Ethiopic, Hebrew, Devanagari, Balinese and Ottoman Turkish: 5 public AI models for transcribing non-Latin scripts

May 3, 2023
Transkribus

If you scroll through the list of Transkribus’ public AI models, you might be forgiven for thinking the platform can only be used for European languages in Latin scripts, such as German, English, or Dutch. But thankfully for researchers working with more “unusual” languages, this is not the case. Transkribus has a wide variety of public models for many different scripts and languages, all of which can be used to automatically transcribe printed or handwritten texts in those languages.

In this post, we are going to take a look at four public AI models for the non-Latin scripts of Ethiopic, Hebrew, Devanagari, Balinese and Ottoman Turkish, and see how they can make your work with documents in those scripts more efficient.

Ahmet Sudi Bosnawi (d. circa 1595), Shehr-i Hafiz, signed Taher ‘Umar, Ottoman Turkey, dated 1821-2. Public Domain, via Wikimedia Commons

Ottoman Turkish Print

As the official language of the Ottoman Empire (14th to 20th centuries CE), Ottoman Turkish was primarily a literary language, written in Arabic script and heavily influenced by Arabic and Persian. With the end of the Ottoman Empire in 1928 and the establishment of the Republic of Turkey, a language reform followed, where the public use of Ottoman Turkish was replaced by what is now called ‘modern Turkish’. As part of this reform, loanwords of Persian and Arabic origin were replaced with their Turkish equivalents, and the Ottoman Turkish script was changed to a Latin alphabet for the Turkish language. Since Ottoman Turkish was an official script in the Ottoman Empire for multiple centuries, even though it could be considered a ‘dead’ script today, it is valuable to have legible and available sources to help us understand the past.

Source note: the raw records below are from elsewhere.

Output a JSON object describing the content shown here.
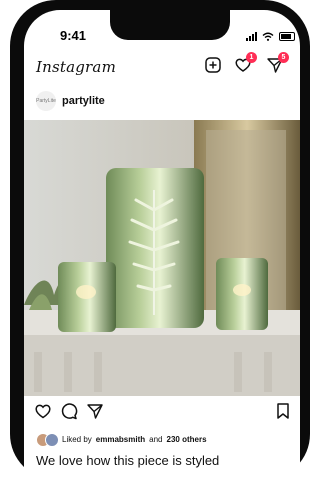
{
  "status_bar": {
    "time": "9:41"
  },
  "header": {
    "app_name": "Instagram",
    "notification_badges": {
      "activity": "1",
      "messages": "5"
    }
  },
  "post": {
    "username": "partylite",
    "avatar_label": "PartyLite",
    "likes": {
      "prefix": "Liked by",
      "user": "emmabsmith",
      "and": "and",
      "count": "230 others"
    },
    "caption": "We love how this piece is styled"
  },
  "colors": {
    "badge": "#ff2d55",
    "text": "#111111"
  },
  "icons": [
    "new-post-icon",
    "heart-icon",
    "direct-message-icon",
    "like-icon",
    "comment-icon",
    "share-icon",
    "bookmark-icon"
  ]
}
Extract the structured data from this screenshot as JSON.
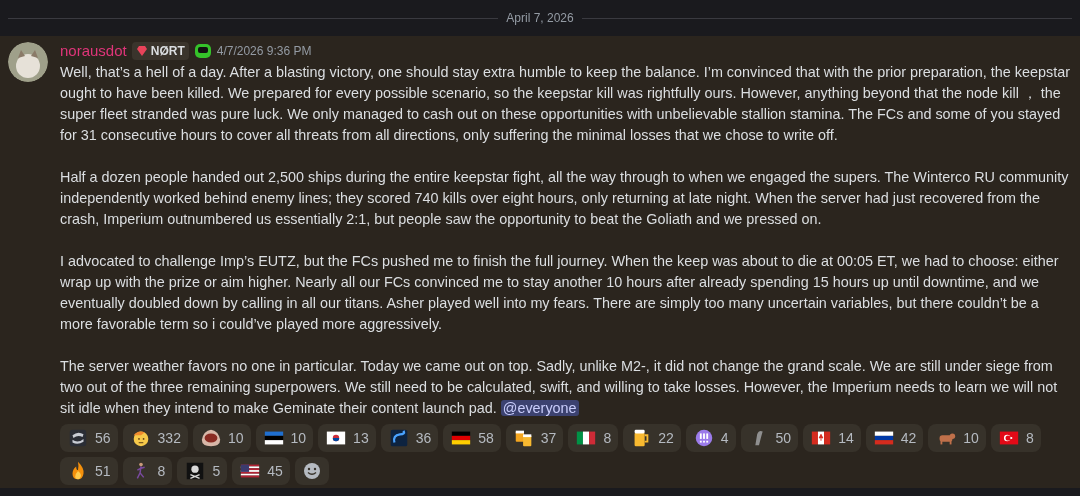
{
  "divider": {
    "date": "April 7, 2026"
  },
  "message": {
    "author": "norausdot",
    "tag": "NØRT",
    "timestamp": "4/7/2026 9:36 PM",
    "paragraphs": [
      "Well, that’s a hell of a day. After a blasting victory, one should stay extra humble to keep the balance. I’m convinced that with the prior preparation, the keepstar ought to have been killed. We prepared for every possible scenario, so the keepstar kill was rightfully ours. However, anything beyond that the node kill ， the super fleet stranded was pure luck. We only managed to cash out on these opportunities with unbelievable stallion stamina. The FCs and some of you stayed for 31 consecutive hours to cover all threats from all directions, only suffering the minimal losses that we chose to write off.",
      "Half a dozen people handed out 2,500 ships during the entire keepstar fight, all the way through to when we engaged the supers. The Winterco RU community independently worked behind enemy lines; they scored 740 kills over eight hours, only returning at late night. When the server had just recovered from the crash, Imperium outnumbered us essentially 2:1, but people saw the opportunity to beat the Goliath and we pressed on.",
      "I advocated to challenge Imp’s EUTZ, but the FCs pushed me to finish the full journey. When the keep was about to die at 00:05 ET, we had to choose: either wrap up with the prize or aim higher. Nearly all our FCs convinced me to stay another 10 hours after already spending 15 hours up until downtime, and we eventually doubled down by calling in all our titans. Asher played well into my fears. There are simply too many uncertain variables, but there couldn’t be a more favorable term so i could’ve played more aggressively.",
      "The server weather favors no one in particular. Today we came out on top. Sadly, unlike M2-, it did not change the grand scale. We are still under siege from two out of the three remaining superpowers. We still need to be calculated, swift, and willing to take losses. However, the Imperium needs to learn we will not sit idle when they intend to make Geminate their content launch pad."
    ],
    "mention": "@everyone"
  },
  "reactions": [
    {
      "kind": "logo",
      "count": "56"
    },
    {
      "kind": "salute",
      "count": "332"
    },
    {
      "kind": "shell",
      "count": "10"
    },
    {
      "kind": "flag-ee",
      "count": "10"
    },
    {
      "kind": "flag-kr",
      "count": "13"
    },
    {
      "kind": "swirl",
      "count": "36"
    },
    {
      "kind": "flag-de",
      "count": "58"
    },
    {
      "kind": "beers",
      "count": "37"
    },
    {
      "kind": "flag-it",
      "count": "8"
    },
    {
      "kind": "beer",
      "count": "22"
    },
    {
      "kind": "exclaim",
      "count": "4"
    },
    {
      "kind": "sketch",
      "count": "50"
    },
    {
      "kind": "flag-ca",
      "count": "14"
    },
    {
      "kind": "flag-ru",
      "count": "42"
    },
    {
      "kind": "ox",
      "count": "10"
    },
    {
      "kind": "flag-tr",
      "count": "8"
    },
    {
      "kind": "fire",
      "count": "51"
    },
    {
      "kind": "figure",
      "count": "8"
    },
    {
      "kind": "skull",
      "count": "5"
    },
    {
      "kind": "flag-us",
      "count": "45"
    }
  ]
}
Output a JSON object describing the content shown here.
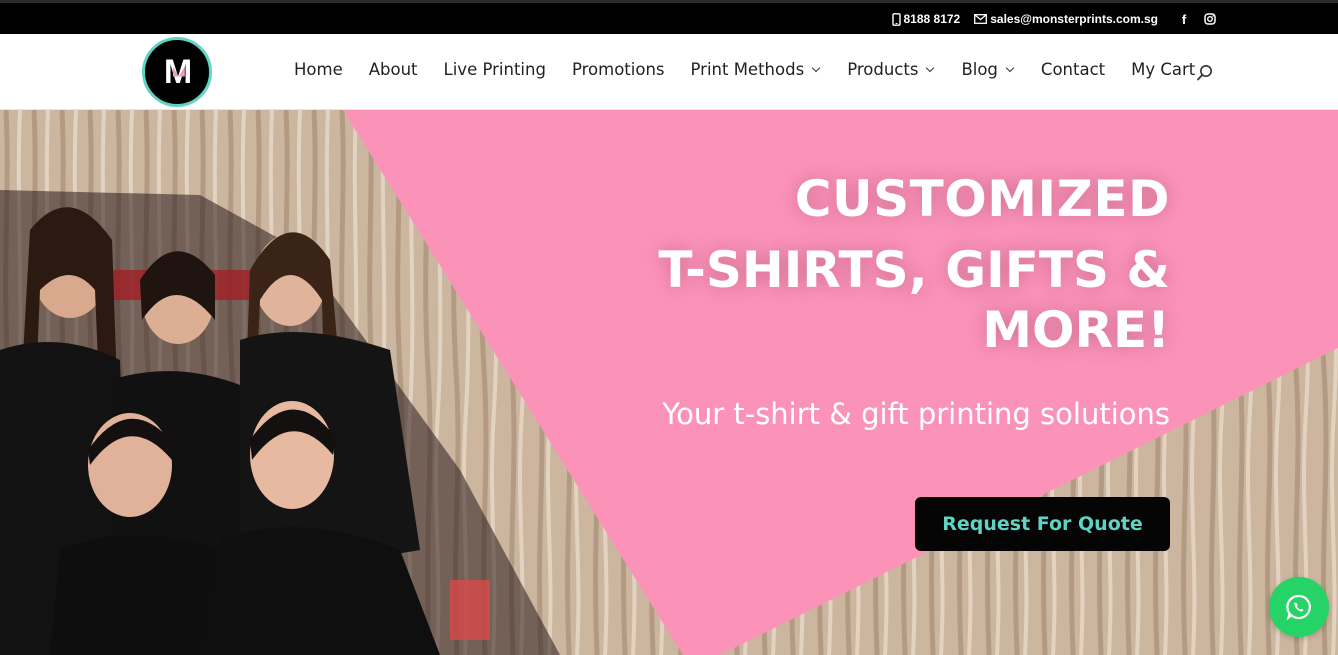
{
  "topbar": {
    "phone": "8188 8172",
    "email": "sales@monsterprints.com.sg",
    "social": [
      "facebook-icon",
      "instagram-icon"
    ]
  },
  "logo": {
    "letter": "M"
  },
  "menu": {
    "items": [
      {
        "label": "Home",
        "dropdown": false
      },
      {
        "label": "About",
        "dropdown": false
      },
      {
        "label": "Live Printing",
        "dropdown": false
      },
      {
        "label": "Promotions",
        "dropdown": false
      },
      {
        "label": "Print Methods",
        "dropdown": true
      },
      {
        "label": "Products",
        "dropdown": true
      },
      {
        "label": "Blog",
        "dropdown": true
      },
      {
        "label": "Contact",
        "dropdown": false
      },
      {
        "label": "My Cart",
        "dropdown": false
      }
    ]
  },
  "hero": {
    "title_line1": "CUSTOMIZED",
    "title_line2": "T-SHIRTS, GIFTS & MORE!",
    "subtitle": "Your t-shirt & gift printing solutions",
    "cta_label": "Request For Quote"
  },
  "colors": {
    "accent_teal": "#5fd3c4",
    "hero_pink": "#fb93b9",
    "hero_grey": "#c7cfd0",
    "whatsapp_green": "#25d366"
  }
}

This model for Ottoman Turkish was created by the Digital Ottoman Corpora team, led by Süphan Kırmızıaltın, who are working on transcribing Ottoman Turkish printed texts into modern Turkish to make them more accessible. The materials used to train the model were six Ottoman Turkish periodicals from the late 19th and early 20th centuries, covering a wide range of topics, and an Ottoman Turkish dictionary.

→ Go to model

King Theodores Bible, double folio: St. John. Wellcome Collection. Public domain, via Wikimedia Commons

Ethiopic – Classical Ethiopic scripts from Ethiopia and Eritrea

Often known as Ge-ez, Classical Ethiopic was one of the most important Semitic languages in the part of Africa which is now Ethiopia and Eritrea. This part of the world had considerable cultural, political, and religious influence in the Late Antique and Medieval periods and so understanding the Ethiopic language is important for understanding primary sources written at the time. While it is no longer a living language, Ethiopic is closely related to the modern-day languages of Tigrinya, Arabic and Hebrew and remains the liturgical language of both the Ethiopian and the Eritrean Orthodox Tewahedo Churches.

This Classical Ethiopic model was developed as part of the Beta maṣāḥǝft project, which is hosted by the Hiob Ludolf Centre for Ethiopian Studies at the University of Hamburg. The project aims to create a multimedia research environment for the study of Classical Ethiopic manuscripts and the training data for this model was also used for the project’s database. The model has a CER of just 3.8%.

→ Go to model

Bhagavata Purana manuscript, 18 century. Bhaktivedanta Research Centre, Kolkata. Public domain, via Wikimedia Commons

Devanagari Mixed M1A

The Devanagari script, sometimes incorrectly known as the “Indian alphabet”, is the writing system used for several Indic Aryan languages including Hindi, Sanskrit, and Marathi. Letters in the Devanagari alphabet have a long horizontal stroke at the top of each one, which are joined together with the strokes of all the other letters in the world. Not only is the Devanagari script used on a day-to-day basis by millions of people around the world, but it is also the script used for most sacred texts in Hinduism, as well as many in Buddhism and Jainism, and so has an important religious significance too.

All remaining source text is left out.